Intercomparison of measurements of bulk snow density and water
equivalent of snow cover with snow core samplers: instrumental bias and
variability induced by observers
Abstract
Manually collected snow data are often considered as ground truth for
many applications such as climatological or hydrological studies.
However, there are many sources of uncertainty that are not quantified
in detail. For the determination of water equivalent of snow cover
(SWE), different snow core samplers and scales are used, but they are
all based on the same measurement principle. We conducted two field
campaigns with 9 samplers commonly used in observational measurements
and research in Europe and northern America to better quantify
uncertainties when measuring depth, density and SWE with core samplers.
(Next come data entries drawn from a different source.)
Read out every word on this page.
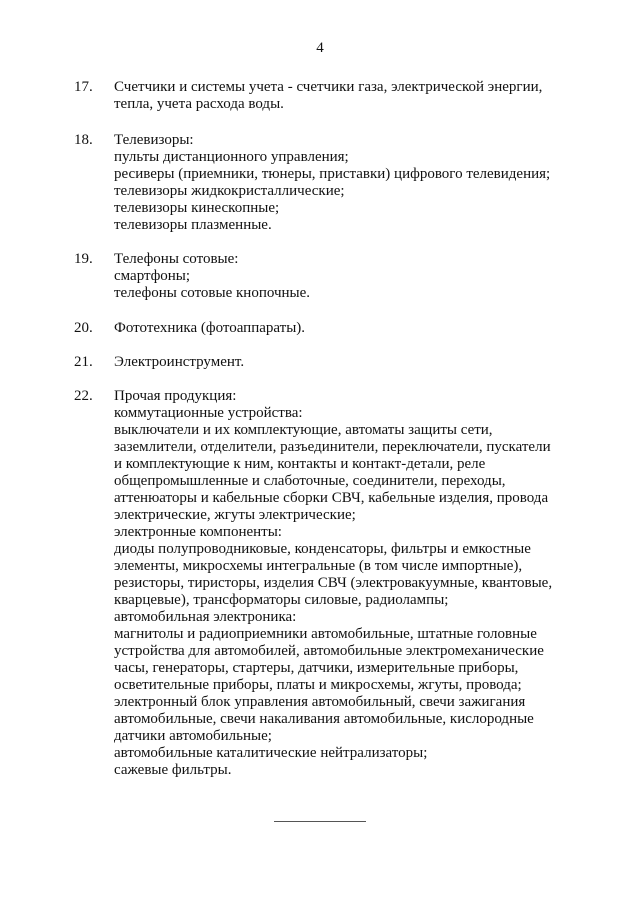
4
17.	Счетчики и системы учета - счетчики газа, электрической энергии,
тепла, учета расхода воды.
18.	Телевизоры:
пульты дистанционного управления;
ресиверы (приемники, тюнеры, приставки) цифрового телевидения;
телевизоры жидкокристаллические;
телевизоры кинескопные;
телевизоры плазменные.
19.	Телефоны сотовые:
смартфоны;
телефоны сотовые кнопочные.
20.	Фототехника (фотоаппараты).
21.	Электроинструмент.
22.	Прочая продукция:
коммутационные устройства:
выключатели и их комплектующие, автоматы защиты сети,
заземлители, отделители, разъединители, переключатели, пускатели
и комплектующие к ним, контакты и контакт-детали, реле
общепромышленные и слаботочные, соединители, переходы,
аттенюаторы и кабельные сборки СВЧ, кабельные изделия, провода
электрические, жгуты электрические;
электронные компоненты:
диоды полупроводниковые, конденсаторы, фильтры и емкостные
элементы, микросхемы интегральные (в том числе импортные),
резисторы, тиристоры, изделия СВЧ (электровакуумные, квантовые,
кварцевые), трансформаторы силовые, радиолампы;
автомобильная электроника:
магнитолы и радиоприемники автомобильные, штатные головные
устройства для автомобилей, автомобильные электромеханические
часы, генераторы, стартеры, датчики, измерительные приборы,
осветительные приборы, платы и микросхемы, жгуты, провода;
электронный блок управления автомобильный, свечи зажигания
автомобильные, свечи накаливания автомобильные, кислородные
датчики автомобильные;
автомобильные каталитические нейтрализаторы;
сажевые фильтры.
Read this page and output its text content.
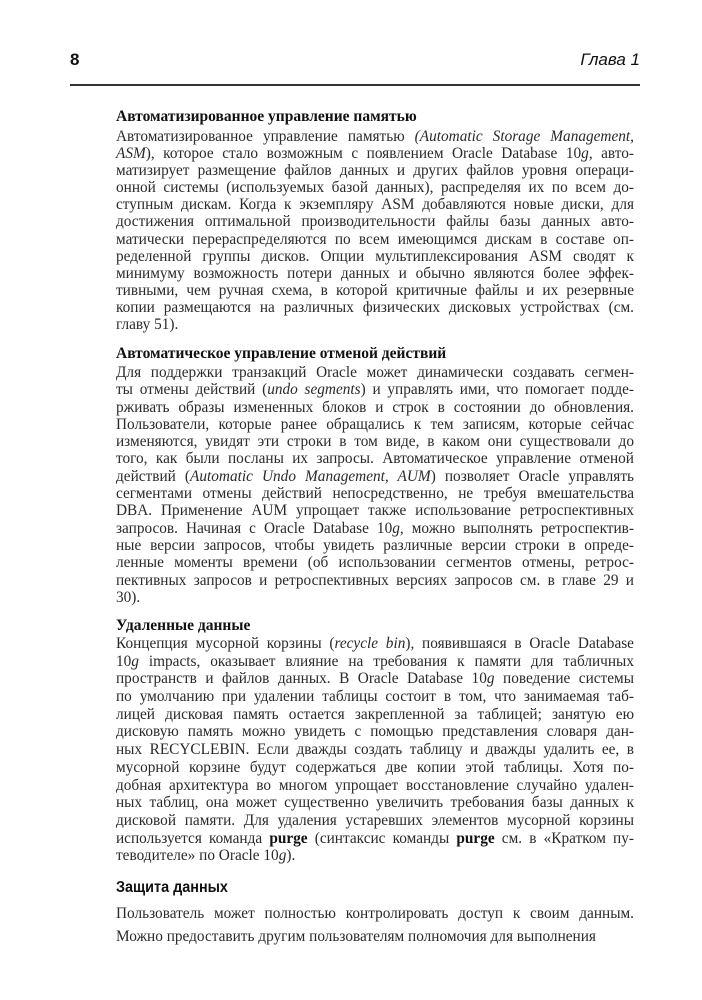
8	Глава 1
Автоматизированное управление памятью
Автоматизированное управление памятью (Automatic Storage Management,
ASM), которое стало возможным с появлением Oracle Database 10g, авто-
матизирует размещение файлов данных и других файлов уровня операци-
онной системы (используемых базой данных), распределяя их по всем до-
ступным дискам. Когда к экземпляру ASM добавляются новые диски, для
достижения оптимальной производительности файлы базы данных авто-
матически перераспределяются по всем имеющимся дискам в составе оп-
ределенной группы дисков. Опции мультиплексирования ASM сводят к
минимуму возможность потери данных и обычно являются более эффек-
тивными, чем ручная схема, в которой критичные файлы и их резервные
копии размещаются на различных физических дисковых устройствах (см.
главу 51).
Автоматическое управление отменой действий
Для поддержки транзакций Oracle может динамически создавать сегмен-
ты отмены действий (undo segments) и управлять ими, что помогает подде-
рживать образы измененных блоков и строк в состоянии до обновления.
Пользователи, которые ранее обращались к тем записям, которые сейчас
изменяются, увидят эти строки в том виде, в каком они существовали до
того, как были посланы их запросы. Автоматическое управление отменой
действий (Automatic Undo Management, AUM) позволяет Oracle управлять
сегментами отмены действий непосредственно, не требуя вмешательства
DBA. Применение AUM упрощает также использование ретроспективных
запросов. Начиная с Oracle Database 10g, можно выполнять ретроспектив-
ные версии запросов, чтобы увидеть различные версии строки в опреде-
ленные моменты времени (об использовании сегментов отмены, ретрос-
пективных запросов и ретроспективных версиях запросов см. в главе 29 и
30).
Удаленные данные
Концепция мусорной корзины (recycle bin), появившаяся в Oracle Database
10g impacts, оказывает влияние на требования к памяти для табличных
пространств и файлов данных. В Oracle Database 10g поведение системы
по умолчанию при удалении таблицы состоит в том, что занимаемая таб-
лицей дисковая память остается закрепленной за таблицей; занятую ею
дисковую память можно увидеть с помощью представления словаря дан-
ных RECYCLEBIN. Если дважды создать таблицу и дважды удалить ее, в
мусорной корзине будут содержаться две копии этой таблицы. Хотя по-
добная архитектура во многом упрощает восстановление случайно удален-
ных таблиц, она может существенно увеличить требования базы данных к
дисковой памяти. Для удаления устаревших элементов мусорной корзины
используется команда purge (синтаксис команды purge см. в «Кратком пу-
теводителе» по Oracle 10g).
Защита данных
Пользователь может полностью контролировать доступ к своим данным.
Можно предоставить другим пользователям полномочия для выполнения
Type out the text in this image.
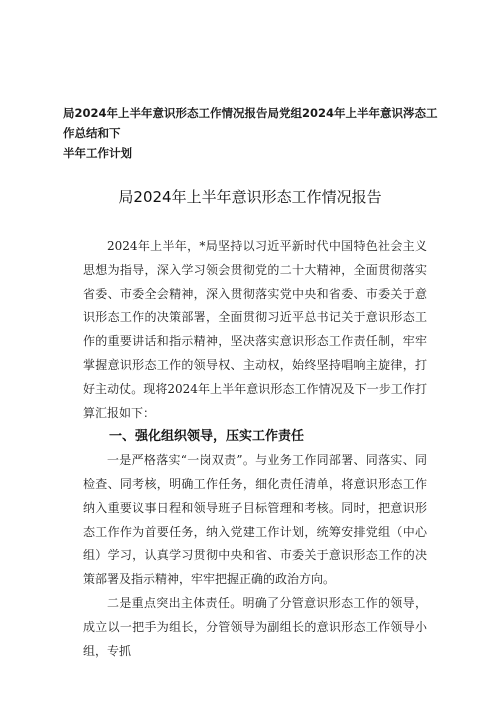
局2024年上半年意识形态工作情况报告局党组2024年上半年意识涔态工作总结和下
半年工作计划
局2024年上半年意识形态工作情况报告

2024年上半年，*局坚持以习近平新时代中国特色社会主义思想为指导，深入学习领会贯彻党的二十大精神，全面贯彻落实省委、市委全会精神，深入贯彻落实党中央和省委、市委关于意识形态工作的决策部署，全面贯彻习近平总书记关于意识形态工作的重要讲话和指示精神，坚决落实意识形态工作责任制，牢牢掌握意识形态工作的领导权、主动权，始终坚持唱响主旋律，打好主动仗。现将2024年上半年意识形态工作情况及下一步工作打算汇报如下：

一、强化组织领导，压实工作责任

一是严格落实“一岗双责”。与业务工作同部署、同落实、同检查、同考核，明确工作任务，细化责任清单，将意识形态工作纳入重要议事日程和领导班子目标管理和考核。同时，把意识形态工作作为首要任务，纳入党建工作计划，统筹安排党组（中心组）学习，认真学习贯彻中央和省、市委关于意识形态工作的决策部署及指示精神，牢牢把握正确的政治方向。

二是重点突出主体责任。明确了分管意识形态工作的领导，成立以一把手为组长，分管领导为副组长的意识形态工作领导小组，专抓
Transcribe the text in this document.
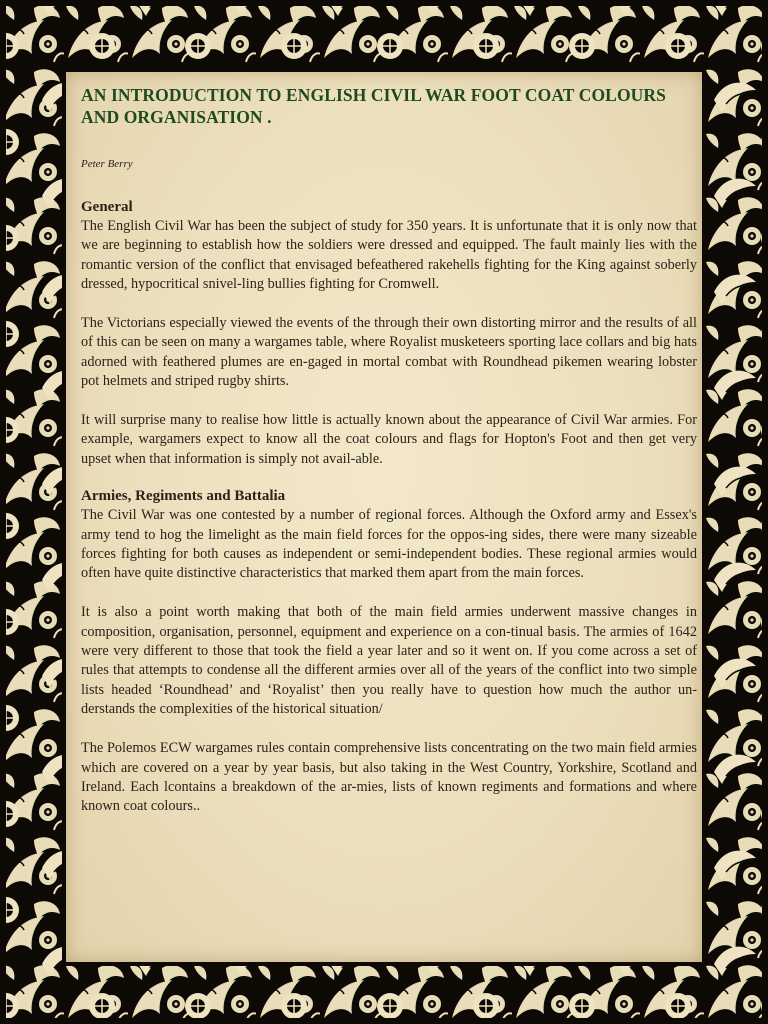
AN INTRODUCTION TO ENGLISH CIVIL WAR FOOT COAT COLOURS AND ORGANISATION .
Peter Berry
General

The English Civil War has been the subject of study for 350 years. It is unfortunate that it is only now that we are beginning to establish how the soldiers were dressed and equipped. The fault mainly lies with the romantic version of the conflict that envisaged befeathered rakehells fighting for the King against soberly dressed, hypocritical snivel-ling bullies fighting for Cromwell.

The Victorians especially viewed the events of the through their own distorting mirror and the results of all of this can be seen on many a wargames table, where Royalist musketeers sporting lace collars and big hats adorned with feathered plumes are en-gaged in mortal combat with Roundhead pikemen wearing lobster pot helmets and striped rugby shirts.

It will surprise many to realise how little is actually known about the appearance of Civil War armies. For example, wargamers expect to know all the coat colours and flags for Hopton's Foot and then get very upset when that information is simply not avail-able.

Armies, Regiments and Battalia

The Civil War was one contested by a number of regional forces. Although the Oxford army and Essex's army tend to hog the limelight as the main field forces for the oppos-ing sides, there were many sizeable forces fighting for both causes as independent or semi-independent bodies. These regional armies would often have quite distinctive characteristics that marked them apart from the main forces.

It is also a point worth making that both of the main field armies underwent massive changes in composition, organisation, personnel, equipment and experience on a con-tinual basis. The armies of 1642 were very different to those that took the field a year later and so it went on. If you come across a set of rules that attempts to condense all the different armies over all of the years of the conflict into two simple lists headed ‘Roundhead’ and ‘Royalist’ then you really have to question how much the author un-derstands the complexities of the historical situation/

The Polemos ECW wargames rules contain comprehensive lists concentrating on the two main field armies which are covered on a year by year basis, but also taking in the West Country, Yorkshire, Scotland and Ireland. Each lcontains a breakdown of the ar-mies, lists of known regiments and formations and where known coat colours..
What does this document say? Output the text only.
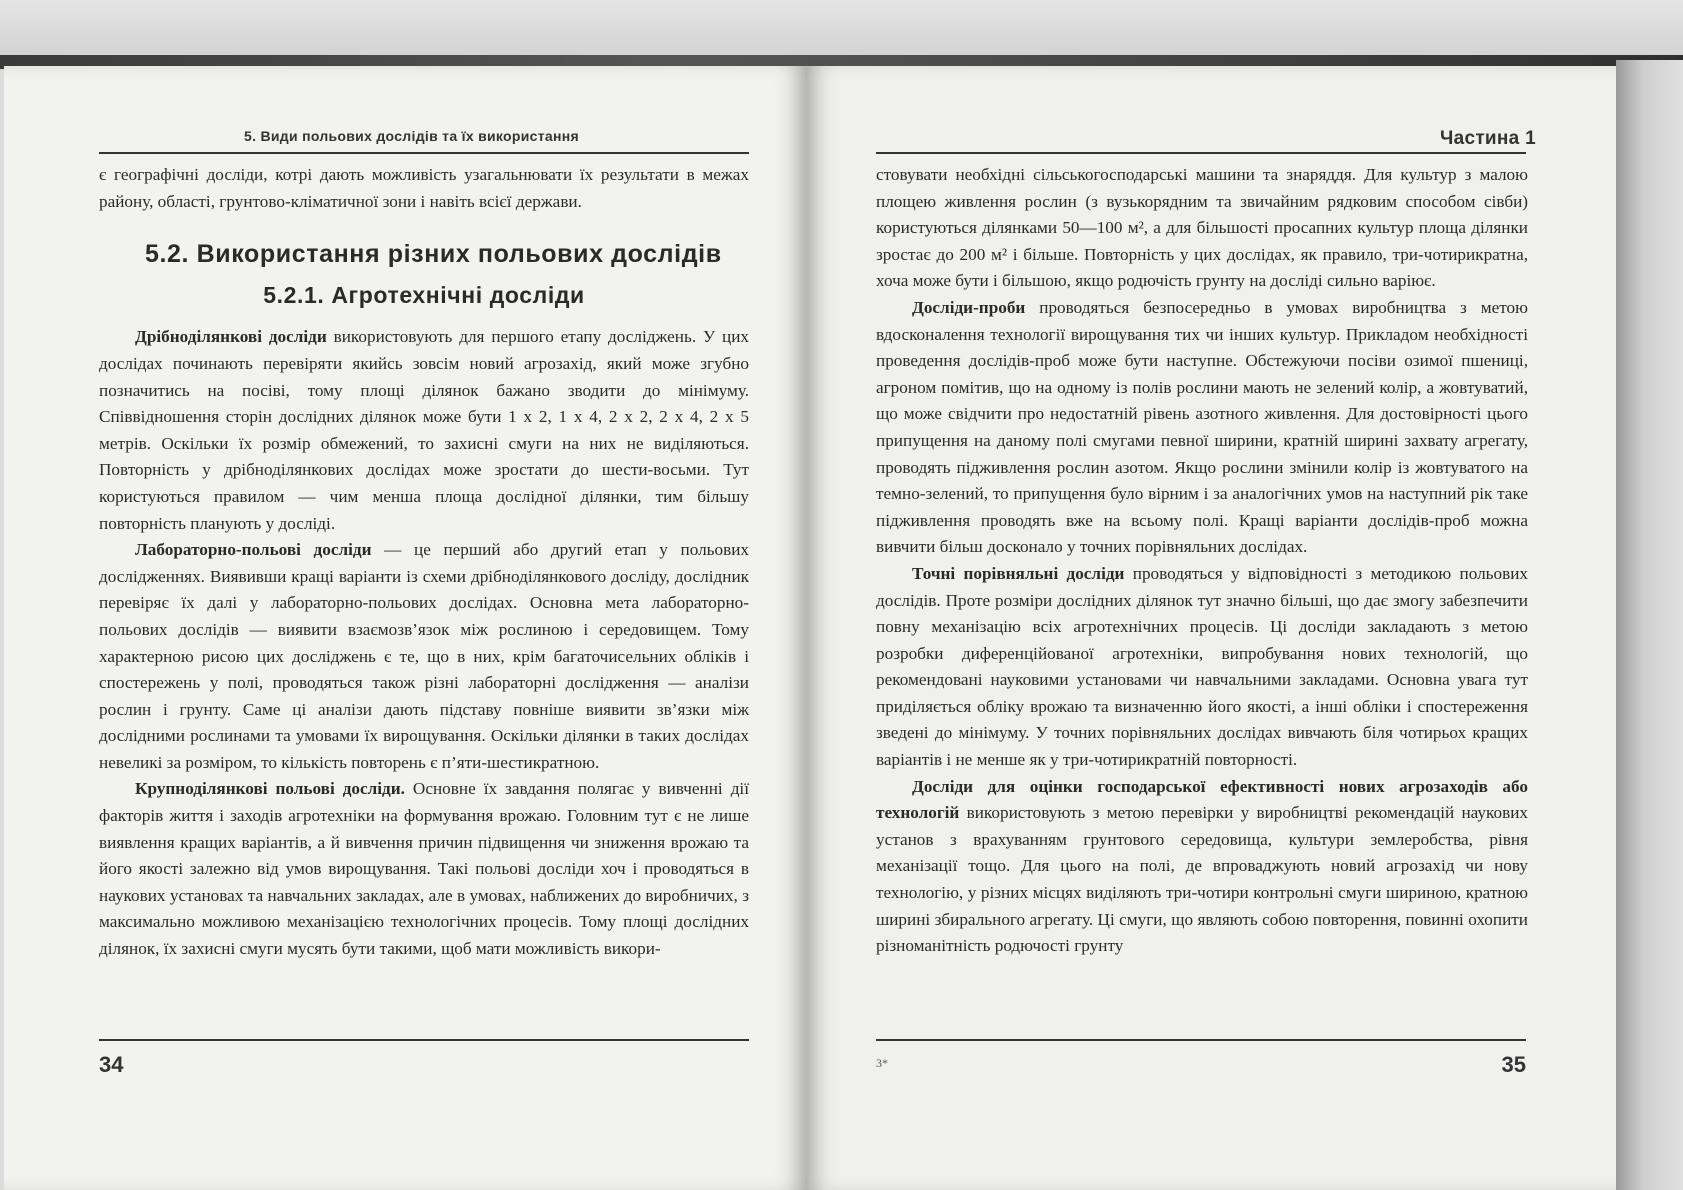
5. Види польових дослідів та їх використання

є географічні досліди, котрі дають можливість узагальнювати їх результати в межах району, області, грунтово-кліматичної зони і навіть всієї держави.

5.2. Використання різних польових дослідів
5.2.1. Агротехнічні досліди

Дрібноділянкові досліди використовують для першого етапу досліджень. У цих дослідах починають перевіряти якийсь зовсім новий агрозахід, який може згубно позначитись на посіві, тому площі ділянок бажано зводити до мінімуму. Співвідношення сторін дослідних ділянок може бути 1 х 2, 1 х 4, 2 х 2, 2 х 4, 2 х 5 метрів. Оскільки їх розмір обмежений, то захисні смуги на них не виділяються. Повторність у дрібноділянкових дослідах може зростати до шести-восьми. Тут користуються правилом — чим менша площа дослідної ділянки, тим більшу повторність планують у досліді.

Лабораторно-польові досліди — це перший або другий етап у польових дослідженнях. Виявивши кращі варіанти із схеми дрібноділянкового досліду, дослідник перевіряє їх далі у лабораторно-польових дослідах. Основна мета лабораторно-польових дослідів — виявити взаємозв’язок між рослиною і середовищем. Тому характерною рисою цих досліджень є те, що в них, крім багаточисельних обліків і спостережень у полі, проводяться також різні лабораторні дослідження — аналізи рослин і грунту. Саме ці аналізи дають підставу повніше виявити зв’язки між дослідними рослинами та умовами їх вирощування. Оскільки ділянки в таких дослідах невеликі за розміром, то кількість повторень є п’яти-шестикратною.

Крупноділянкові польові досліди. Основне їх завдання полягає у вивченні дії факторів життя і заходів агротехніки на формування врожаю. Головним тут є не лише виявлення кращих варіантів, а й вивчення причин підвищення чи зниження врожаю та його якості залежно від умов вирощування. Такі польові досліди хоч і проводяться в наукових установах та навчальних закладах, але в умовах, наближених до виробничих, з максимально можливою механізацією технологічних процесів. Тому площі дослідних ділянок, їх захисні смуги мусять бути такими, щоб мати можливість викори-

34
Частина 1

стовувати необхідні сільськогосподарські машини та знаряддя. Для культур з малою площею живлення рослин (з вузькорядним та звичайним рядковим способом сівби) користуються ділянками 50—100 м², а для більшості просапних культур площа ділянки зростає до 200 м² і більше. Повторність у цих дослідах, як правило, три-чотирикратна, хоча може бути і більшою, якщо родючість грунту на досліді сильно варіює.

Досліди-проби проводяться безпосередньо в умовах виробництва з метою вдосконалення технології вирощування тих чи інших культур. Прикладом необхідності проведення дослідів-проб може бути наступне. Обстежуючи посіви озимої пшениці, агроном помітив, що на одному із полів рослини мають не зелений колір, а жовтуватий, що може свідчити про недостатній рівень азотного живлення. Для достовірності цього припущення на даному полі смугами певної ширини, кратній ширині захвату агрегату, проводять підживлення рослин азотом. Якщо рослини змінили колір із жовтуватого на темно-зелений, то припущення було вірним і за аналогічних умов на наступний рік таке підживлення проводять вже на всьому полі. Кращі варіанти дослідів-проб можна вивчити більш досконало у точних порівняльних дослідах.

Точні порівняльні досліди проводяться у відповідності з методикою польових дослідів. Проте розміри дослідних ділянок тут значно більші, що дає змогу забезпечити повну механізацію всіх агротехнічних процесів. Ці досліди закладають з метою розробки диференційованої агротехніки, випробування нових технологій, що рекомендовані науковими установами чи навчальними закладами. Основна увага тут приділяється обліку врожаю та визначенню його якості, а інші обліки і спостереження зведені до мінімуму. У точних порівняльних дослідах вивчають біля чотирьох кращих варіантів і не менше як у три-чотирикратній повторності.

Досліди для оцінки господарської ефективності нових агрозаходів або технологій використовують з метою перевірки у виробництві рекомендацій наукових установ з врахуванням грунтового середовища, культури землеробства, рівня механізації тощо. Для цього на полі, де впроваджують новий агрозахід чи нову технологію, у різних місцях виділяють три-чотири контрольні смуги шириною, кратною ширині збирального агрегату. Ці смуги, що являють собою повторення, повинні охопити різноманітність родючості грунту

3*	35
During the first campaign, as a first approach to distinguish snow
variability measured at the plot and at the point scale, repeated
measurements were taken along two 20 m long snow pits. The results
revealed a much higher variability of SWE at the plot scale (resulting
from both natural variability and instrumental bias) compared to
repeated measurements at the same spot (resulting mostly from error
induced by observers or very small scale variability of snow depth). The
exceptionally homogeneous snowpack found in the second campaign
permitted to almost neglect the natural variability of the snowpack
properties and focus on the separation between instrumental bias and
error induced by observers. Under such measurement conditions, the
uncertainty in bulk snow density estimation is about 5% for an
individual instrument and is close to 10% among different instruments.
Results confirmed that instrumental bias exceeded both the natural
variability and the error induced by observers, even in the case when
observers were not familiar with a given snow core sampler.